東帝都増川エリア、ロックホール増川で起こった怪奇事件から数日後。
ボーカリストの練馬玲央が突発性難聴のため、しばらくの間活動休止と公表していた人気バンドLEO。
この日、所属するポニーミュージックに話をつけ半田夢露が向かったのはもう幾度も足を運んだことのあるあの白い地下室、練馬玲央の個人スタジオであった。
そんな防音機能と楽器の完備されたスタジオに流れる音は、──怒声。
同じく居合わせて待っていたLEOのドラマーのタイガが、半田夢露の胸元のシャツをぐいと掴み怒れる表情で詰め寄った。

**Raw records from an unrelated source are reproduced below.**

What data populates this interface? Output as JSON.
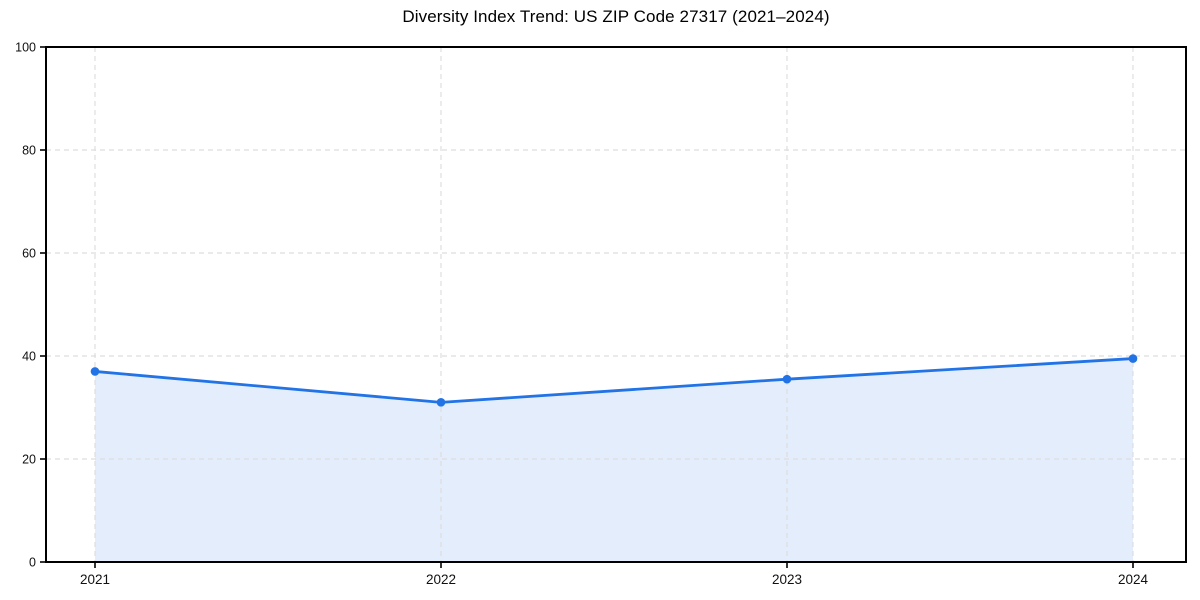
{
  "chart_data": {
    "type": "area",
    "title": "Diversity Index Trend: US ZIP Code 27317 (2021–2024)",
    "categories": [
      "2021",
      "2022",
      "2023",
      "2024"
    ],
    "values": [
      37.0,
      31.0,
      35.5,
      39.5
    ],
    "xlabel": "",
    "ylabel": "",
    "ylim": [
      0,
      100
    ],
    "yticks": [
      0,
      20,
      40,
      60,
      80,
      100
    ],
    "grid": true,
    "grid_style": "dashed",
    "legend": "none",
    "marker": "circle",
    "line_color": "#2273e6",
    "fill_color": "#e4edfc",
    "grid_color": "#dedede",
    "axis_color": "#000000",
    "tick_label_color": "#111111"
  }
}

「オイ!!! なんで抜けるにしてもこのタイミングなんだよ!! てめぇまさかレオの顔に傷ができたからってか!?? メロ、テメェ!!!」
強く掴んだ手はそれだけにはとどまらない。タイガは押し黙るメロの顔をぶんなぐった。
気持ちのいいほどの痛い音を鳴らしたドラマーの右拳が愚かな決断をしたギタリストを練馬玲央にかわりぶん殴っていた。
「────…っ……これで出る理由がもひとつできたぜ。ありがとな天才ドラマー」
「メロおまえはかったのか!?? ってんな屁理屈!!!」
口元の血を拭いながら、盛大に床にぶっ倒れていた緑髪は起き上がり、──わらう。
ギターをぶらさげ横を向いて椅子に座る練馬玲央はそんな愚かな男にやっとその目線を合わせた。
「本気か」
一言それだけ、その金髪の端正な顔には今もなお治らずに残る傷がある。
しかし傷だけではない、じっと睨むそれは見せたことのない表情、夢露が見たことのない玲央の表情であった。
その黄金の眼差しは殺気を帯びている。穏やかではない。
最終通告であったのかもしれない。
殴られた痛みにまだうまい具合に引き返せる道があったのかもしれない。
だが、半田夢露は迷いをすべて拭い、決断した。
「あぁ。これ以上ここには、いれねぇ。それにその傷じゃしばらくバンド活動もできねぇだろうからな。俺はもっと広い────他に行くことにした」
その思いは覆らない。赤い赤い彼の瞳が、もはや見つめる黄金にまじわり染まることはなかった。
「半田夢路、オマエの立つステージは────俺様が潰す」
椅子からおもむろに立ち上がった金獅子はなおも睨み、見据えた緑の野良獣をとおくその開いた手のなかに────握りつぶした。
「ハッ。じゃあな────」
それ以上何も言わない。拳は突き返さない。
荷を背負った緑髪は背を向けて白い地下スタジオの階段を上っていく。もうここに来ることはない、一段一段をその足裏に鳴らしながら……。
『おいおいレオ本気かよ!!?』
『ってメローーー!!! テメェだからまてええええ!!! LEOじゃなくなったらお前なんて!!! 0.1わ────────』
その道をもう振り返ることはない。
半田夢露は練馬玲央のLEOのメンバーから脱退した。
色んなご挨拶を済ませてきた所属するポニーミュージックと、アパートの大家とも。
心残りの無いように。
冬でも春でもない、ぬるい風の通り道をゆきながら品浜エリアの匂いに、だが思いを馳せる。
そんなすこし寂びれた昼間の商店街をくぐりながら、視界には黒セーラー。
ぽつぽつ行き交う人の中、道の真ん中で誰かを待ち構えていた。
肩と肩がすれ違った黒髪はとうぜんのように緑についていく。
「どこにいくの、カイザー」
「さぁなってカイザーじゃねぇよ。とりあえずまだ……誰の息もかかってないところだな、あとここより治安のいいとこ」
「なら
「強いカイザーか。なるほど──じゃぁその大船で楽させてもらうのもありだな。今度こそ作曲活動に集中できそうだ、ははは」
「楽ではないと思う、カイザーは怪人を倒すのだから」
「ならしばらく休んでろ怪人ども。ははははは」
「なら──ラーメン」
「どこがならなんだよ…。しゃぁねぇ。いっちょラーメンにも最後のご挨拶しておくか? ハッ──いつものな」
肩と肩はやがて並び歩く。
半田夢露と黒セーラーの少女は次のステージを目指す前に、彼女の指差すレトロなラーメン屋の看板ではらごしらえをすることにした。